22 Responses to Q: How many mathematicians/physicists does it take to screw in a light bulb?

  1. Delta Law says:

    That’s really great. I wonder how many engineers will be needed?

  2. The Physicist The Physicist says:

    it takes two engineers to screw in a light bulb. So let’s say four, just to be safe.

  3. me says:

    how many light bulbs does it take to screw in a mathematician/physicist?

  4. Richie says:

    Q : How many mathematicians does it take to screw a light bulb?
    A : It is left for you as homework! 😉

    Btw, this is a great blog! I recently stumbled upon this website and I am loving every article.. I am a Physics and Math buff and reading your Q&A will make me cherish it even more…

    Richie, (from India) 🙂

  5. Cheyenne says:

    it take Zero engineers to screw in a light bulb because the engineer just Thinks IT.
    and it gets done 😉
    by a mathematician and a physicists of course 🙂

  6. Eric says:

    It only takes one engineer, but he’ll have to get a permit first.

  7. Andrea says:

    Q: How many statisticians does it take to screw in a light bulb?
    A: 1.37286, but we’ll just estimate 1.

  8. Engineer says:

    There is a typo in your proof. At line 6, pb should be pa, that is, it should read “a single member of profession *pa* can screw in a light bulb by hiring Npb people of profession *pb*”.
    It gave me a good laughter anyhow. Nicely done 🙂

  9. The Mathematician The Mathematician says:

    You’re absolutely right! Thanks for the correction. It’s now fixed.

  10. Bill LaChenal says:

    My understanding is that it takes two, but how you get them into the light-bulb is a problem for the engineers.

  11. Ken Taylor says:

    Are all functions derivatives and anti-derivatives of other functions? Or at least partly so within a certain set of conditions (continuity, etc…)

  12. Ken Taylor says:

    Is energy required to exert a force?

  13. The Physicist The Physicist says:

    Yes. If something is moved by a force it gains energy, and ultimately that energy has to come from somewhere.

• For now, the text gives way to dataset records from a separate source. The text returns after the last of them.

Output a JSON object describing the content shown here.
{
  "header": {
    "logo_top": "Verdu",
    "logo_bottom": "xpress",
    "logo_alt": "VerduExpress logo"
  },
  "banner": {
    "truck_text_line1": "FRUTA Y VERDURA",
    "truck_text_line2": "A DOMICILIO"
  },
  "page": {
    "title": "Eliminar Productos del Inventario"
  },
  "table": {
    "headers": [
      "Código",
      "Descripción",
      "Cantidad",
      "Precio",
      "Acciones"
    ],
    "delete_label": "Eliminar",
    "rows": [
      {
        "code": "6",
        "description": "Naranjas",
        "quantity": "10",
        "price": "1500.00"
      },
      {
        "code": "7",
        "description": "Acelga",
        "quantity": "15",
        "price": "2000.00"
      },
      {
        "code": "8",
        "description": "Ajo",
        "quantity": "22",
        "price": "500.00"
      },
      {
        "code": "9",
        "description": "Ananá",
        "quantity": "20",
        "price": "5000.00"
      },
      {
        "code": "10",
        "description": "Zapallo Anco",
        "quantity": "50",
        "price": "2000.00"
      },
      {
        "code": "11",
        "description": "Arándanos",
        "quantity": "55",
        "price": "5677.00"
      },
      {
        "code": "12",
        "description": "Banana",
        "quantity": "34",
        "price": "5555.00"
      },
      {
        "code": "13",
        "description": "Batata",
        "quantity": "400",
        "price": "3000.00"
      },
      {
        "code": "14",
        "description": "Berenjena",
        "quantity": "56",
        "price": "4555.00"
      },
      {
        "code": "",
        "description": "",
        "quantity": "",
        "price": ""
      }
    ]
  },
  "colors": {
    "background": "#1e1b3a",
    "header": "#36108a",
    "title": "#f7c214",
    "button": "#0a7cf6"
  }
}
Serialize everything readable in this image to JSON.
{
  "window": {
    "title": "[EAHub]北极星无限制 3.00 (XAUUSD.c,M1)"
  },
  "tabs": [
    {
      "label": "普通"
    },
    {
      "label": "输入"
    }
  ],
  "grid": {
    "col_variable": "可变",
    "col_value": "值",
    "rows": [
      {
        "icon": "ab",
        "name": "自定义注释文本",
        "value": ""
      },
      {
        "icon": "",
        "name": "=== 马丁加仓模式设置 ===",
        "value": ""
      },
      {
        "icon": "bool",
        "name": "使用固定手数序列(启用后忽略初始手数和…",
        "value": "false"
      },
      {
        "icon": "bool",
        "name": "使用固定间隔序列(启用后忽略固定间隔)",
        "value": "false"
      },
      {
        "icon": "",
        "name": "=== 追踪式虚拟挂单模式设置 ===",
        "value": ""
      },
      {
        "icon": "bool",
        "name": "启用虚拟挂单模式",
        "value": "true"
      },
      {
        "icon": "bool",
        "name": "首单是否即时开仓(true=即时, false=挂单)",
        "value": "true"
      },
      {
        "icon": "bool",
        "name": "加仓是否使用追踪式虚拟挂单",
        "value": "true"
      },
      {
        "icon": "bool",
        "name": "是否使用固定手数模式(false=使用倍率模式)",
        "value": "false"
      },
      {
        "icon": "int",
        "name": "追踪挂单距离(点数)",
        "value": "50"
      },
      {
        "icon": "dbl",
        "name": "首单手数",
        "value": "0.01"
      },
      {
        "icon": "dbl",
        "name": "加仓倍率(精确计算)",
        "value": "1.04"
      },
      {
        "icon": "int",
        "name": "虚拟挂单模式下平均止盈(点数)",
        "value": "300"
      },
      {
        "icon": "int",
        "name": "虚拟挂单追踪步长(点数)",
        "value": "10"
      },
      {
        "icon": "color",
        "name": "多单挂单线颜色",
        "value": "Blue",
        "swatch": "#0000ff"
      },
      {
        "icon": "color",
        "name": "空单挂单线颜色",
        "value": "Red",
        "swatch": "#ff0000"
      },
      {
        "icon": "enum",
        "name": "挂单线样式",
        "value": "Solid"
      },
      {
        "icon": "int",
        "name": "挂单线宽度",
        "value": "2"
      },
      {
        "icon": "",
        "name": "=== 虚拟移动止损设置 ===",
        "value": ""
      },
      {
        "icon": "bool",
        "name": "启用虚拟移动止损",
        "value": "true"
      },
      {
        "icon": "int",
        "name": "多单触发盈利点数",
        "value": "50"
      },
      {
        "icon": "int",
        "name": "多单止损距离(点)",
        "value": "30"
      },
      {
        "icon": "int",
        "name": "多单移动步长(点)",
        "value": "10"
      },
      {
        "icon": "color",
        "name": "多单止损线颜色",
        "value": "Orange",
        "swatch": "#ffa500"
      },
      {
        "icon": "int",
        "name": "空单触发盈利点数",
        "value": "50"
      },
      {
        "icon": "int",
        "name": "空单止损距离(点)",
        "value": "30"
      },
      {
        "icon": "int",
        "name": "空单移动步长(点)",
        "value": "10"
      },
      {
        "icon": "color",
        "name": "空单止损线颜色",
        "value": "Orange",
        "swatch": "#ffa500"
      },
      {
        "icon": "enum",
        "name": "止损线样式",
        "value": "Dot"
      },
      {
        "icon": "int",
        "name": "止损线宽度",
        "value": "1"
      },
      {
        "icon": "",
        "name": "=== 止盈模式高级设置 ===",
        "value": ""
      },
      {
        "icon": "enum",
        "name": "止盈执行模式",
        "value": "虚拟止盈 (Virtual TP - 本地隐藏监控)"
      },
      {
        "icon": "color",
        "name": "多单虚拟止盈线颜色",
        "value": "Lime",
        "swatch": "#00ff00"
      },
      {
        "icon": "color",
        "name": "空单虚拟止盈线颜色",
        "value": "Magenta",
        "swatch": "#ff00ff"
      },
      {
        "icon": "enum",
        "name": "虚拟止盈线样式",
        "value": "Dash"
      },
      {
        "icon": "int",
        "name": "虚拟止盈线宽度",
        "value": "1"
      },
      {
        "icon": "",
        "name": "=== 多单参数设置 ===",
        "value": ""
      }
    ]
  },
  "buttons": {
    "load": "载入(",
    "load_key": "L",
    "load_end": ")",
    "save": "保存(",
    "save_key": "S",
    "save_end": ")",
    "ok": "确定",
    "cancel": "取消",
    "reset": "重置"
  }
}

  14. The Physicist The Physicist says:

    It depends on how much you’re willing to twist up the idea of a function. For example, restricting your attention only to functions that are defined at every point: A function is the anti-derivative of another function if and only if it is absolutely continuous.
    Most people aren’t tremendously bothered by the idea that the Dirac delta function is the derivative of the Heaviside function. Mathematicians like to call foul, because the Delta function isn’t a real function (technically, it’s a “distribution“).
    Luckily, physicists are made of sterner stuff.

  15. Toeclippers says:

    Q: How many engineers does it take to screw in a light bulb?
    A: 20, one to screw it in and the other 19 to engineer it in such a way that it never has to be changed again.

  16. john says:

    The assumption behind your calculation is that within the population of physicists/mathemeticians there is at least one who is able bodied in this context. Although this is probable it is by no means certain. Therefore the proof is invalid.

  17. Anthony Rose says:

    Love this site!!

  18. Kay Gee says:

    It takes Ten, one to screw in the light bulb and nine others to explain it.

  19. Gemhunter says:

    It takes a minimum of two, however, the light bulb has to be big enough for them to fit in…

  20. Flavian Popa says:

    This blog is great! I simply love each and everyday I read several entries from it.
    May you keep up this good work!
    Best regards from Bucharest, Eastern Europe

  21. Ryan says:

    Q:How many construction workers does it take to screw in a light bulb?
    A:7, 3 to create the blueprint of the bulb screwing, 3 to confirm the process of bulb screwing, and 1 to screw it in.